Now, for the things we should do. These are the practices that create a healthy soil food web.
We should use compost tea. It is one of the fastest, most effective ways to add life to your soil. Compost tea is full of beneficial bacteria and mycorrhizal fungi that will attach to your plants’ root systems and start eating their exudates. Once your microbial colony grows, it is sure to attract nematodes, protozoa, arthropods, and earthworms.
We should also add organic matter to our soil as much as possible. Add layers of compost and mulch. When you prune, drop the leaves on top of the soil. Leave weeds on top of the soil, as long as they don’t have seeds. Organic matter is food for microorganisms, and when they are done digesting it, you are left with nutrient-rich humus.
Mulch has additional benefits. It will prevent soil from compacting, hold moisture to be released in times of drought, and prevent erosion. Ideal mulches include shredded leaves, straw (not hay unless you want the seeds that come with it), and even wood chips. If you use wood chips, be sure not to till them into the soil or else they can tie up nitrogen as they decompose.
We should plant an understory in our garden. The understory should be made up of short, perennial plants with large root systems, such as creeping thyme or sedum.
This way they never overpower the other plants in your garden, yet their root systems will encourage soil biology and prevent the soil from compacting. If you plant a variety of seeds for this purpose, one will always pop up, regardless of differences in weather from year to year.
When you want to sow seeds or plant a start, just remove the understory plants in that area and dig a hole. The soil in that spot is already bursting with life and has plenty of oxygen, so your seedling will quickly grow taller than the understory.
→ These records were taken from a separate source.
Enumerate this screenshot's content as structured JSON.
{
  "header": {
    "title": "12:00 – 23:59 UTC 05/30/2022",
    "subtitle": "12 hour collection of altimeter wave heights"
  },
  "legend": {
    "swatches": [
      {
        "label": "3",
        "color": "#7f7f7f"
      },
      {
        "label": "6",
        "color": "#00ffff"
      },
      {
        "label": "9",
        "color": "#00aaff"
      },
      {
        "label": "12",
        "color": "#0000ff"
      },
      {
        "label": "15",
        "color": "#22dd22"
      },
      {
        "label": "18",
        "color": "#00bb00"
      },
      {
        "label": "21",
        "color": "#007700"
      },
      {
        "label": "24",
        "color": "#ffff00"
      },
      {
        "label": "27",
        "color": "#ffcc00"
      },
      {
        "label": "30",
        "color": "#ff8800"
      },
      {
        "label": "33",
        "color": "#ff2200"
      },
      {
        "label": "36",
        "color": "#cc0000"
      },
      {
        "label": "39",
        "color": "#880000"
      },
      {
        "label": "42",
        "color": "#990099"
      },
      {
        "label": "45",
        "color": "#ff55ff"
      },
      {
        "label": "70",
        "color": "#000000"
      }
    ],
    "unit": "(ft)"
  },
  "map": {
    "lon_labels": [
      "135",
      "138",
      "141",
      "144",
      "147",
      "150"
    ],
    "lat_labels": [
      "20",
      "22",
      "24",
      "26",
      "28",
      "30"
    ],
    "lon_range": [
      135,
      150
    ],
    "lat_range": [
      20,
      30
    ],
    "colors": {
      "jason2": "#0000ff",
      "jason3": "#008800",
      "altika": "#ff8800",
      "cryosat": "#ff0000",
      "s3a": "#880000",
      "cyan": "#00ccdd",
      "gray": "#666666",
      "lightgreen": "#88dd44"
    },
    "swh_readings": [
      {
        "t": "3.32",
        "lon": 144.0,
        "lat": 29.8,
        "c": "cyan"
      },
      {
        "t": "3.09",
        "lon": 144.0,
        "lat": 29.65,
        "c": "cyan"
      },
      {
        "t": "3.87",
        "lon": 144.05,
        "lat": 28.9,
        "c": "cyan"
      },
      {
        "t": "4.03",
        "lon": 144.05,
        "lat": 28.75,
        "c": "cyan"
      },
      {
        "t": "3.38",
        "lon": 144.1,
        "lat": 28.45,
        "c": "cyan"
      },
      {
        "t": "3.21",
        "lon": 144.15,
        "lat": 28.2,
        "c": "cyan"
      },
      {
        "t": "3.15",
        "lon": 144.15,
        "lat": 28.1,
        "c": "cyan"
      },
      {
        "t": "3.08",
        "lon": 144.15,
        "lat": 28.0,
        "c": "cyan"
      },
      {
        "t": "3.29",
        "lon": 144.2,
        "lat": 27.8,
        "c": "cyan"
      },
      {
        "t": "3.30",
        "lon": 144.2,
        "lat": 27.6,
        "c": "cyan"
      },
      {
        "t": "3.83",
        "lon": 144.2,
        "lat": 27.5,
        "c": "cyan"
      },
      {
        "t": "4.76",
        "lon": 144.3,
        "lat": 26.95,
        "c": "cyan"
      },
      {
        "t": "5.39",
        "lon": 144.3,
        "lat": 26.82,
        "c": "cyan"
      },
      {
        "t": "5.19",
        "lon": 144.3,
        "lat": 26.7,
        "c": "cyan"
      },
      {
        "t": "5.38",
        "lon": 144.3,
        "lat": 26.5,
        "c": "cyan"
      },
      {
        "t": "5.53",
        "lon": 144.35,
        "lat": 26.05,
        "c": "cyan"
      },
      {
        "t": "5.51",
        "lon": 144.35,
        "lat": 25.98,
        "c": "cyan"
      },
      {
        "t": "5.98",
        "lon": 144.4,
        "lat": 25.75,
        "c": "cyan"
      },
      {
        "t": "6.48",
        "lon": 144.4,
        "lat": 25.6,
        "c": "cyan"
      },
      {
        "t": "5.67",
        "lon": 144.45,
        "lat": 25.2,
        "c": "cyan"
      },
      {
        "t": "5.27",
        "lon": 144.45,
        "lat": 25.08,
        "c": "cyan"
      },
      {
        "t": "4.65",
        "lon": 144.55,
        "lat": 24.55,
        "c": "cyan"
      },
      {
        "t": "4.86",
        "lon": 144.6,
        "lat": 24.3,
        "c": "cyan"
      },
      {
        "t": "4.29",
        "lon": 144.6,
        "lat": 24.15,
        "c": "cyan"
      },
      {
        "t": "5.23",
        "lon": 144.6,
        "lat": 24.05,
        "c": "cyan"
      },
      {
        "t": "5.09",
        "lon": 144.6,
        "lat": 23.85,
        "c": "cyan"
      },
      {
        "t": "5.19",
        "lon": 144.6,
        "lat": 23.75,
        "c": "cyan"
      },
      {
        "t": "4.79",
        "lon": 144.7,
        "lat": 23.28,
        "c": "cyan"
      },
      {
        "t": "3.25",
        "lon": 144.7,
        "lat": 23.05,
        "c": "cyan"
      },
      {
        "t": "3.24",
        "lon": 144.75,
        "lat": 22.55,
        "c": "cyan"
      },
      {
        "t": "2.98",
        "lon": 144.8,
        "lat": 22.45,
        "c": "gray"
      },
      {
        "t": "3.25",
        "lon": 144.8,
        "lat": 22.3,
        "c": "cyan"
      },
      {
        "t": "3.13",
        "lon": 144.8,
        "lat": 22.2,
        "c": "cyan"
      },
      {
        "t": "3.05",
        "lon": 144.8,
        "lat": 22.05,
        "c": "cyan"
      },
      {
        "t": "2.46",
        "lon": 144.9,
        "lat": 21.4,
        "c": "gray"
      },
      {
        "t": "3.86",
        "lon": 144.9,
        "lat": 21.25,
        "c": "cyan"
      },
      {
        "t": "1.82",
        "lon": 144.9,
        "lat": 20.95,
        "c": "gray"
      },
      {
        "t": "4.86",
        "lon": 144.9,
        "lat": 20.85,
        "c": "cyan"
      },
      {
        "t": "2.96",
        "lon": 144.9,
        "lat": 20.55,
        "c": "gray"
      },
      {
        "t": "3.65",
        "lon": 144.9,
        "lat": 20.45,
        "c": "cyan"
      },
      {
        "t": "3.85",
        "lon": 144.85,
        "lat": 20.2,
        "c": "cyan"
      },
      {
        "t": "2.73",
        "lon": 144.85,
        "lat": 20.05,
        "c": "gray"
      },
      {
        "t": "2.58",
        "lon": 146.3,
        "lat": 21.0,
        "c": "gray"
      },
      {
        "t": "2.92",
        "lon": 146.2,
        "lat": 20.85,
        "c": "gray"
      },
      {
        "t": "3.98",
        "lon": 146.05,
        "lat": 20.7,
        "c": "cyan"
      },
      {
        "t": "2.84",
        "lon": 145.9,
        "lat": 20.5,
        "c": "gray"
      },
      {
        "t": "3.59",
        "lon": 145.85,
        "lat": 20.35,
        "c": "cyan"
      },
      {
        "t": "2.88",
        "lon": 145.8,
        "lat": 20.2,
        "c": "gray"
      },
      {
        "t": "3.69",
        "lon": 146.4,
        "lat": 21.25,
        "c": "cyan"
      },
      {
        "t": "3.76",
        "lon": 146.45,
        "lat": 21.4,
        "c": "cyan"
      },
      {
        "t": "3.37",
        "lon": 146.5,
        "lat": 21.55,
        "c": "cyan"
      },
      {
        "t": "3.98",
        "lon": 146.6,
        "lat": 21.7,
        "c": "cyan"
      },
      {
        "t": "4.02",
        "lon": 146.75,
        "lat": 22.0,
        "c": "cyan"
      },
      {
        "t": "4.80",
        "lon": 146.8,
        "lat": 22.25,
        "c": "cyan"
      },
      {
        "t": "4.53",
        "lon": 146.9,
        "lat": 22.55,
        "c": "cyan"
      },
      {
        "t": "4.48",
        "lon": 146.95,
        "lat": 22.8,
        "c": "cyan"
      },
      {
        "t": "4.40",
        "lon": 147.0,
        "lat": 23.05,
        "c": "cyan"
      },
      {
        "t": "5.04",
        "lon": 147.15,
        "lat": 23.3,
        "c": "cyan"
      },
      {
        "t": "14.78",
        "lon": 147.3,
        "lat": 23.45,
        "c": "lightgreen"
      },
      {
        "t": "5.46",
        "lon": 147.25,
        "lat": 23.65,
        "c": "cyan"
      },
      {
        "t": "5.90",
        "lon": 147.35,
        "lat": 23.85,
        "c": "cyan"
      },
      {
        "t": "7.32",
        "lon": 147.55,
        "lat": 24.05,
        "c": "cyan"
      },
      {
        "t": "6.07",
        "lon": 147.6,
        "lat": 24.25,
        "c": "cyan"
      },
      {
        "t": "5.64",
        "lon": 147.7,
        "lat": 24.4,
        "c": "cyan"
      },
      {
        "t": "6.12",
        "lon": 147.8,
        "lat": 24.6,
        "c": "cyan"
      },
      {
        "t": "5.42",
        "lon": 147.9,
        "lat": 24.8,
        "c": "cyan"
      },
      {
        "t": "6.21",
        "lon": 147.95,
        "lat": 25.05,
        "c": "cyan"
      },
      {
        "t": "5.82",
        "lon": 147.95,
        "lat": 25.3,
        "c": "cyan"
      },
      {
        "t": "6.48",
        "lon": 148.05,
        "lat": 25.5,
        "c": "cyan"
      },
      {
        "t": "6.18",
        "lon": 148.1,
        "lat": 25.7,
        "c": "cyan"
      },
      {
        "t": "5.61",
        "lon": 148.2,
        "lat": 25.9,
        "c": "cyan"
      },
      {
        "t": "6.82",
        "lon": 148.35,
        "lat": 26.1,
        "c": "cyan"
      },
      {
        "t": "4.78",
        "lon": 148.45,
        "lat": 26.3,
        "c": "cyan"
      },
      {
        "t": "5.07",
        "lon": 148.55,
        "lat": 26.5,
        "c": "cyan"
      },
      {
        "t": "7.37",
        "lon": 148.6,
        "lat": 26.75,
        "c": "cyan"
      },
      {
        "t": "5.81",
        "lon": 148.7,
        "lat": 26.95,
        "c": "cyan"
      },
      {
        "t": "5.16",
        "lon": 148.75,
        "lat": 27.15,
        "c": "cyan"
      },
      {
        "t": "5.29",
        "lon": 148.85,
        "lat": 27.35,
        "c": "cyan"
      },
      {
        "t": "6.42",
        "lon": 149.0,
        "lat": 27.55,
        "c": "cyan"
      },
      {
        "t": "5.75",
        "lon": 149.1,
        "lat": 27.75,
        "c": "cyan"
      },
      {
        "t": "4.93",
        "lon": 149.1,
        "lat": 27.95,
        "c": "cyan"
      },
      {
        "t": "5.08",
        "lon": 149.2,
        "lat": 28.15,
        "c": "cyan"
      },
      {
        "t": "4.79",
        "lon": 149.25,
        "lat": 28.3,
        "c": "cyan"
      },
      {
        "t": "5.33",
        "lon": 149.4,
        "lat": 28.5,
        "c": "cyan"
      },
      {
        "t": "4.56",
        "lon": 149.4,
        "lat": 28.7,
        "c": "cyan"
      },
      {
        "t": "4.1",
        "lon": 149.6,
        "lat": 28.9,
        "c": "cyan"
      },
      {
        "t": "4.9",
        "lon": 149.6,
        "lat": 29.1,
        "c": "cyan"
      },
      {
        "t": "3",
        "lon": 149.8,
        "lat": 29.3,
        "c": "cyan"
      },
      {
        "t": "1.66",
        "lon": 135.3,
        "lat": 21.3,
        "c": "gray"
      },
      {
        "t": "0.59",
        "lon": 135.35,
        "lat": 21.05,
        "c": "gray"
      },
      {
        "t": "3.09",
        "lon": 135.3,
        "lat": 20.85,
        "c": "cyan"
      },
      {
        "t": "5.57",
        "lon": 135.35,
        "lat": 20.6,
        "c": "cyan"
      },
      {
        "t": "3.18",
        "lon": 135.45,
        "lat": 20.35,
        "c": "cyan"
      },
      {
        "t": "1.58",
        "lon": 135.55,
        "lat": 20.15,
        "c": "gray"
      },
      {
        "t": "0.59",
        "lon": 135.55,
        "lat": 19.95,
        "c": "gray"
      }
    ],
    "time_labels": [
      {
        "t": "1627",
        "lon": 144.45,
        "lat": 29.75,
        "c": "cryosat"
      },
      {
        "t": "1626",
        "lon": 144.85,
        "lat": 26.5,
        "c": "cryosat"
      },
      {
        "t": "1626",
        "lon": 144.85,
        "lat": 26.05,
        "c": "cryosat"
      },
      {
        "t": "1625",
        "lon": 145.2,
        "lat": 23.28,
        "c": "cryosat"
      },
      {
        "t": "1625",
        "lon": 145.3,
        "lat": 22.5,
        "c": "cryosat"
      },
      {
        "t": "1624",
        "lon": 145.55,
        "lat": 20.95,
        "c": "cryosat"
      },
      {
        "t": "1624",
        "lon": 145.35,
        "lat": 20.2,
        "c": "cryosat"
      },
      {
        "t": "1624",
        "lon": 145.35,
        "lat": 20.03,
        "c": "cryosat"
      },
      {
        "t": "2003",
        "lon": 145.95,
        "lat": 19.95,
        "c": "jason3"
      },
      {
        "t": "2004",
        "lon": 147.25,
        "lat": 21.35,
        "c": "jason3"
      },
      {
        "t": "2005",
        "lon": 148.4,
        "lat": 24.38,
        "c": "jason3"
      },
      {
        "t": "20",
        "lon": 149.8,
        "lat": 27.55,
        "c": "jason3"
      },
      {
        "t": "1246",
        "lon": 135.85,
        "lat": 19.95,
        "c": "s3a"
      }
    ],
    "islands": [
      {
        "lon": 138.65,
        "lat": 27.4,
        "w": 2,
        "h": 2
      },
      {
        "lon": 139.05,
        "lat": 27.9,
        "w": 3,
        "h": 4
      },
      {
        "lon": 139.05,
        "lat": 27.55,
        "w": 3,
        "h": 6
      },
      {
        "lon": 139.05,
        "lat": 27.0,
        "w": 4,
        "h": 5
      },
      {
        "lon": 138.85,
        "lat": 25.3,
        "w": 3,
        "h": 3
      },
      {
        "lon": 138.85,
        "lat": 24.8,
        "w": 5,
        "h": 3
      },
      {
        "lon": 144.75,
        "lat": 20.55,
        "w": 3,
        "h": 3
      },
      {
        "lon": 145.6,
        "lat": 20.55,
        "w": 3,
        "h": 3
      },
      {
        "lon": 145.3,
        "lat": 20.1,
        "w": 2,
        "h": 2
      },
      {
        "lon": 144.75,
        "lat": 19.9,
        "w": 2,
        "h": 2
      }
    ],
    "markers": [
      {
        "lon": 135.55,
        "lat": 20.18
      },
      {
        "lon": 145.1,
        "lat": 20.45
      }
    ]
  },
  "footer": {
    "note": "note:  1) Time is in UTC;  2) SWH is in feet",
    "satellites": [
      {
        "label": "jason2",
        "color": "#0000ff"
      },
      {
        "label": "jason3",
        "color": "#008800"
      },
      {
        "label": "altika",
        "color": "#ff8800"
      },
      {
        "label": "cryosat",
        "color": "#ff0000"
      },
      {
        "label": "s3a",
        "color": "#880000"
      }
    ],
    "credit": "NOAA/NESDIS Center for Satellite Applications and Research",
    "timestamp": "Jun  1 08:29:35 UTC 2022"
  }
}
We have been taught that these plants would steal nutrients from our crops, but when you are building your soil food web, these plants and their root systems are actually providing the biology that will feed your plants without the use of fertilizers.
It will take a few years to build your soil, even if you follow these practices to the letter. All good things take time, and building soil biology is no exception. It may take three to 10 years to create a thriving ecosystem in your garden, but you will start seeing progress even in the first year.
Your job now as a gardener is to manage your soil. Check on it. Make sure the conditions are right for the soil biology you want to attract, and then let the soil food web do your work for you.